Solo Ancelotti ci può salvare. Solo lui può riuscire in un'impresa che avrebbe del leggendario: far saltare le poltrone di Tavecchio e dei suoi compagni di merende, gente che pur di rimanere inchiodata al vertice della Federcalcio è disposta a sfidare l'indignazione di un popolo innamorato del pallone e perciò ferito e umiliato dal flop mondiale. 

Sì, solo Carletto. Rifiuti la proposta di diventare ct, dica no a questi piccoli uomini i quali stanno cercando un professionista serio, credibile, amato e stimato dietro cui nascondersi, una faccia affidabile per giustificare ancora una volta la loro esistenza in una posizione che occupano – sul piano morale – in modo clandestino. Se lui ribadirà che sì, è pronto ad allenare la Nazionale ma no, non accetterà la proposta di questa Federazione, allora Tavecchio e chi lo tiene in sella forse cadranno davvero, perché non avranno medaglie da mostrare. Non potranno dire: vi abbiamo portato Ancelotti, il massimo, perché ce ne dobbiamo andare? 

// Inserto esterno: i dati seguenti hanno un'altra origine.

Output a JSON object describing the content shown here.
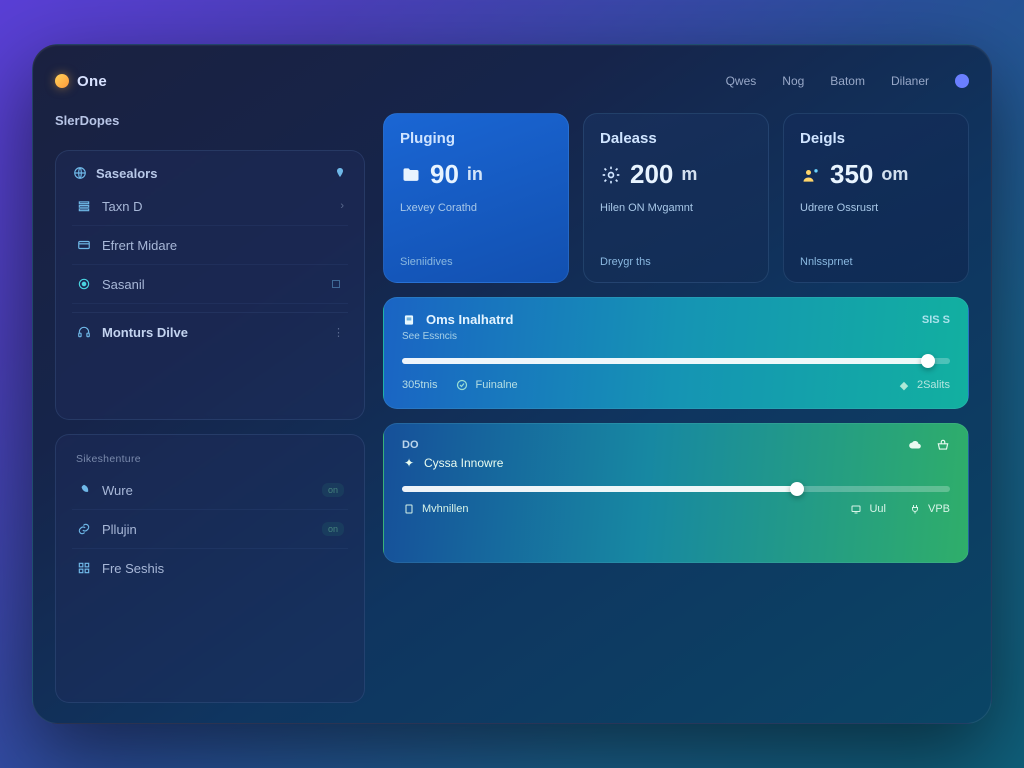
{
  "header": {
    "logo": "One",
    "nav": [
      "Qwes",
      "Nog",
      "Batom",
      "Dilaner"
    ]
  },
  "sidebar": {
    "section1_title": "SlerDopes",
    "card1_head": "Sasealors",
    "items1": [
      {
        "label": "Taxn D",
        "icon": "list-icon"
      },
      {
        "label": "Efrert Midare",
        "icon": "card-icon"
      },
      {
        "label": "Sasanil",
        "icon": "target-icon"
      }
    ],
    "items1_foot": {
      "label": "Monturs Dilve",
      "icon": "headset-icon"
    },
    "section2_title": "Sikeshenture",
    "items2": [
      {
        "label": "Wure",
        "icon": "leaf-icon",
        "pill": "on"
      },
      {
        "label": "Pllujin",
        "icon": "link-icon",
        "pill": "on"
      },
      {
        "label": "Fre Seshis",
        "icon": "grid-icon"
      }
    ]
  },
  "stats": [
    {
      "title": "Pluging",
      "value": "90",
      "unit": "in",
      "sub": "Lxevey Corathd",
      "link": "Sieniidives",
      "icon": "folder-icon"
    },
    {
      "title": "Daleass",
      "value": "200",
      "unit": "m",
      "sub": "Hilen ON Mvgamnt",
      "link": "Dreygr ths",
      "icon": "gear-icon"
    },
    {
      "title": "Deigls",
      "value": "350",
      "unit": "om",
      "sub": "Udrere Ossrusrt",
      "link": "Nnlssprnet",
      "icon": "user-cloud-icon"
    }
  ],
  "panel1": {
    "title": "Oms Inalhatrd",
    "sub": "See Essncis",
    "badge": "SIS S",
    "progress": 96,
    "foot_left": "305tnis",
    "foot_mid": "Fuinalne",
    "foot_right": "2Salits"
  },
  "panel2": {
    "label_left": "DO",
    "title": "Cyssa Innowre",
    "progress": 72,
    "chips": [
      {
        "label": "Mvhnillen",
        "icon": "doc-icon"
      },
      {
        "label": "Uul",
        "icon": "tv-icon"
      },
      {
        "label": "VPB",
        "icon": "plug-icon"
      }
    ],
    "right_icons": [
      "cloud-icon",
      "basket-icon"
    ]
  }
}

Forse non è giusto chiedere ad Ancelotti di esporsi tanto per il bene del calcio italiano. Carletto dovrebbe poter avere l'opportunità di dire sì oppure no indipendentemente da chi guida la Federazione, pensando solo al campo e a una Nazionale da ricostruire, senza esporsi in prima persona per far saltare il banco. Perché il banco, in un mondo normale, dovrebbe essere già saltato da un bel po', certamente da lunedì sera. 

Se però Ancelotti rifiutasse, sospinto dall'amore della gente che lo mette nettamente al primo posto in ogni sondaggio sul nuovo ct, e riuscisse a liberarci di Tavecchio, allora diventerebbe davvero un eroe popolare. E anche lui potrebbe guadagnarci un bel po': c'è una bella differenza tra lavorare nella Federazione dei compagni di merende e in una Figc formata (sogniamo un po') da Albertini e Maldini, Tommasi e Del Piero, tanto per fare qualche nome. 

Carletto, salvaci tu.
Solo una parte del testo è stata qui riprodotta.